Encoding modeling of brain activity during naturalistic behavior
概要
One of the central aims of computational cognitive neuroscience is to understand brain functions via modeling of brain activity during naturalistic behavior. Numerous important findings in neuroscience have been derived by taking hypothesis-driven approaches that impose strict conditions to control experimental parameters. However, active discussions have recently occurred over the generalizability of such findings emanated from ecologically invalid experiments. To test the generalizability of previous findings as well as further extend the understanding of the brain, I used encoding modeling in companion with naturalistic, ecologically valid experiments. This paper consists of two studies: 1) An analysis of the effect of selective attention on linguistic semantic information representations in the brain during reading and listening to a story.
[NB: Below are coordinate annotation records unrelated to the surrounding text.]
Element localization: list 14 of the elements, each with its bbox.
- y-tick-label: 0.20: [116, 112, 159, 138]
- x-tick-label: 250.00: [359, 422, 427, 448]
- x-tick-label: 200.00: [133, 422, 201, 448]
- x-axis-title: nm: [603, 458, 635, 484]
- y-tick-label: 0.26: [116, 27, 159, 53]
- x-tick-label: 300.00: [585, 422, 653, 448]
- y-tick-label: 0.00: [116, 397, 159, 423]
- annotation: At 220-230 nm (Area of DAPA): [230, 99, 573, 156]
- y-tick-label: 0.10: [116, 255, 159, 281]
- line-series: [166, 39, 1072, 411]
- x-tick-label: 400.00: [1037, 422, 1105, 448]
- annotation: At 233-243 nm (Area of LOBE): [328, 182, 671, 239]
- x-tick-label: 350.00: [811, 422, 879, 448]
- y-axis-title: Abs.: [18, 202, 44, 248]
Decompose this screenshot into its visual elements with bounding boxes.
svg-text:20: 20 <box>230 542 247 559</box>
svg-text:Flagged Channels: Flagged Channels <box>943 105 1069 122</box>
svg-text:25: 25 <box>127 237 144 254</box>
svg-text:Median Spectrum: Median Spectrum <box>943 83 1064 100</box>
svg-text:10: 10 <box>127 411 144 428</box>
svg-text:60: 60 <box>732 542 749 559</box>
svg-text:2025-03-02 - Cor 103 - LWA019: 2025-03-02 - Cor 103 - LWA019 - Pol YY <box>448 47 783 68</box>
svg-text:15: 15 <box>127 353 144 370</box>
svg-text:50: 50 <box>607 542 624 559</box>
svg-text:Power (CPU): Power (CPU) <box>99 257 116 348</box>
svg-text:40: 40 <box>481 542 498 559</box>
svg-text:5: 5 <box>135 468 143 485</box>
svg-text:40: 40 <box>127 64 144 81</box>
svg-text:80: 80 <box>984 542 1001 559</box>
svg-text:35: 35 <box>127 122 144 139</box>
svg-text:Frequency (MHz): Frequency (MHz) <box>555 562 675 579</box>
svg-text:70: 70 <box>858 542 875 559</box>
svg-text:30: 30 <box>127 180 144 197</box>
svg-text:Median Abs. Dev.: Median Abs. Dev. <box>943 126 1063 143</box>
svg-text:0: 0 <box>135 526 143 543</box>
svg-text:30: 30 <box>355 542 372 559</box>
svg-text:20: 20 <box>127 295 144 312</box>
By utilizing unimodal encoding models to conduct intramodal and crossmodal prediction analysis, I found that selective attention exclusively directs modality-invariant cortical representation of linguistic semantic information towards the contents of the attended story.; 2) An analysis of multimodal information representations in gaze-related areas during freeviewing of naturalistic audiovisual movies. By conducting a joint encoding modeling analysis that combined retinotopic visual, spatiotopic visual, auditory, visual semantic, and eyemovement-related feature spaces, I found multimodal representation in frontal and parietal cortices, which are thought to be involved in gaze navigation. These findings support the usefulness of encoding modeling and naturalistic experiments for understanding human brain functions.